Here an extract from the Austrian Magazine Stayinart:
Dimitar Dradi: a rising star in Italian haute couture and one of the most promising young talents on the international scene. Dimitar, or Dimi to his friends, discovered fashion as an eschatological path and as a way to flee from a difficult childhood. As is typical for true Artists, pain became his Muse. Suffering, introspection and true Art, brimming with mystical and symbolic value, dovetail in Dimitar’s style.

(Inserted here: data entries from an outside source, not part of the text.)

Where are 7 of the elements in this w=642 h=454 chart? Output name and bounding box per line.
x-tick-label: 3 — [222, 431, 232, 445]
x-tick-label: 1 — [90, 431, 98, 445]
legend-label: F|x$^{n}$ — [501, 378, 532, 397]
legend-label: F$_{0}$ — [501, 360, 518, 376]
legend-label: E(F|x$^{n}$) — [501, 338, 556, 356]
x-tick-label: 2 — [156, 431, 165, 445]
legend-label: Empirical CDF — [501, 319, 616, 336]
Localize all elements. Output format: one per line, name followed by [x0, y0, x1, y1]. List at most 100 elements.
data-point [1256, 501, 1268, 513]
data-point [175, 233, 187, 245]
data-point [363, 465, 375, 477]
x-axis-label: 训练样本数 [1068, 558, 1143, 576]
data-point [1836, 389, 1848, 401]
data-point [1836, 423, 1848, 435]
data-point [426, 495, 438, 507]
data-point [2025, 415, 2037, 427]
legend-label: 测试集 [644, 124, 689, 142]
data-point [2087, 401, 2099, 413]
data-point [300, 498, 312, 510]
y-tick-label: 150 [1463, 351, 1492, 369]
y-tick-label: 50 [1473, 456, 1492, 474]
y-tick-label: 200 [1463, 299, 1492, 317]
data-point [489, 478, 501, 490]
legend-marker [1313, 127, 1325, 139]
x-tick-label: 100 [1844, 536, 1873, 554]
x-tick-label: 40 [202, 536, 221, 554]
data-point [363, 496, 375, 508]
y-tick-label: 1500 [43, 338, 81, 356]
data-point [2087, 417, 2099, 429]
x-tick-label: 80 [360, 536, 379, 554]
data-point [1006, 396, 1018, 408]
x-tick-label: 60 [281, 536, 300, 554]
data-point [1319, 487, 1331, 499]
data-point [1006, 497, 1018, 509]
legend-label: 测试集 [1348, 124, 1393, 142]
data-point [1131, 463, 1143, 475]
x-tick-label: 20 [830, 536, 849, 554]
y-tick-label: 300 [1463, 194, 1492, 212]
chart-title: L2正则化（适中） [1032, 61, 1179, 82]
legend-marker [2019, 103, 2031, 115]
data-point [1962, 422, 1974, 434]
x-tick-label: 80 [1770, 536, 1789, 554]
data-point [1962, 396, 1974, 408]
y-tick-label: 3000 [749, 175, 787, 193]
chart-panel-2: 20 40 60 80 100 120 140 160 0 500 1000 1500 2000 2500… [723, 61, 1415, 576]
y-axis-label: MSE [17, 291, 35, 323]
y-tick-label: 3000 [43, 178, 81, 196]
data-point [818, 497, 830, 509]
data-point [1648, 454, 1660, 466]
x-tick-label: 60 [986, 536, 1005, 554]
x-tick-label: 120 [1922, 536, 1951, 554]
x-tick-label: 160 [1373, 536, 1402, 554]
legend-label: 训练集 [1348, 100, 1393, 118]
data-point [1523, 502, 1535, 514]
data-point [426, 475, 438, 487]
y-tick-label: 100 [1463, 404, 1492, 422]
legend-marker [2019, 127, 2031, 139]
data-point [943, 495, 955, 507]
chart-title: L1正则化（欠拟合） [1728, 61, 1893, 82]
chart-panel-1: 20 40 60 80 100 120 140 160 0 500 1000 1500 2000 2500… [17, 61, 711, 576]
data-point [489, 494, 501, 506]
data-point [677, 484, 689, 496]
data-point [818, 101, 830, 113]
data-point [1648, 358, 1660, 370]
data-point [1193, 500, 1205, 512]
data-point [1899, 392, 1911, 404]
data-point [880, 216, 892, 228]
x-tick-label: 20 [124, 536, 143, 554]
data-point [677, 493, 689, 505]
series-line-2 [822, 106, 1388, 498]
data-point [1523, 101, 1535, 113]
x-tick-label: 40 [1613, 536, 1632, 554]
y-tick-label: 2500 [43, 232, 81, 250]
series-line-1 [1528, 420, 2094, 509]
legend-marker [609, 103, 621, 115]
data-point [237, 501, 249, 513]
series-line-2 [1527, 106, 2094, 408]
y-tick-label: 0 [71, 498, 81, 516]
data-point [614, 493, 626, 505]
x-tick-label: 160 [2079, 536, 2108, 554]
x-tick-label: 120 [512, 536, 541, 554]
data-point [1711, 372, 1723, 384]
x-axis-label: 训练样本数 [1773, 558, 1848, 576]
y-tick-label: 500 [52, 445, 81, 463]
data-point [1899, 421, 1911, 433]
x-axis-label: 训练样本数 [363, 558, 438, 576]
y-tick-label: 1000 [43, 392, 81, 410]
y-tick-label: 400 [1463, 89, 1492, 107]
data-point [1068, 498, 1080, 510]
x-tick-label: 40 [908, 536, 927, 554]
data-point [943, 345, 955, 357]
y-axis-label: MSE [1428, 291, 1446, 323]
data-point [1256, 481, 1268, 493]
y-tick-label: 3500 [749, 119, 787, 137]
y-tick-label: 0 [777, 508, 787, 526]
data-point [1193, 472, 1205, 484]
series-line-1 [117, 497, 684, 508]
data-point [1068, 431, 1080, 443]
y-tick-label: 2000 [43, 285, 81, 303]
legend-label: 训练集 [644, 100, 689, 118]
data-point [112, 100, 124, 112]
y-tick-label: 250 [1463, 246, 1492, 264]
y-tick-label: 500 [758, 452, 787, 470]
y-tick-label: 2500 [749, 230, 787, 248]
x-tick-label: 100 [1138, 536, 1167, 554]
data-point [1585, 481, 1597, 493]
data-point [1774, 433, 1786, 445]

The textiles, the weft, the composition, the subject are artistic elements in his creations just as much as watercolours, brushstrokes and scalpels are in paintings or in sculptures.In his works, Art assimilates his tools, and weaving itself becomes the subject, similarly to some of Jannis Kounellis’ evocative work, a great contemporary artist admired by our young Italian stylist.
The recent collection features about 20 clothes seemingly whispering, ‘wear me now!’ to its buyers (the designer wants all women to wear one of his garments), and took to the catwalk during the Milan Fashion Week in September. An unexpected runaway success… if you hadn’t already encountered his exceptional skills, that is. Dimitar Dradi’s style has always focused on a relentless pursuit of wonder: his newest line, ‘Pheromone’, is a visible testament to said quest. The cultural substratum associated with fear evolves, for want of a better word, into haute couture. Entomophobia (the terror and repulsion of insects) inspires a collection aiming to create wonder: a fresh look featuring new elements when compared to an homologated international landscape aspiring to blanket standards. Dradi’s choice to use terrifying shapes, more dreamlike than real, is a further unconscious confirmation of the eschatological process of inner ‘rebirth’ and his search for a definitive form expression. We also believe his choice symbolises the possibility of creating beauty from apparently repellent subjects. The reinterpretation of a taboo such as ‘disgust’ aims to accompany the observer and whoever wears Dradi’s fashion to overcome the superficiality and fear of whatever is ‘different’. The stylist stands out for the creative challenge he launches: dismantling – even forcefully, if it comes to that – one’s inner growth.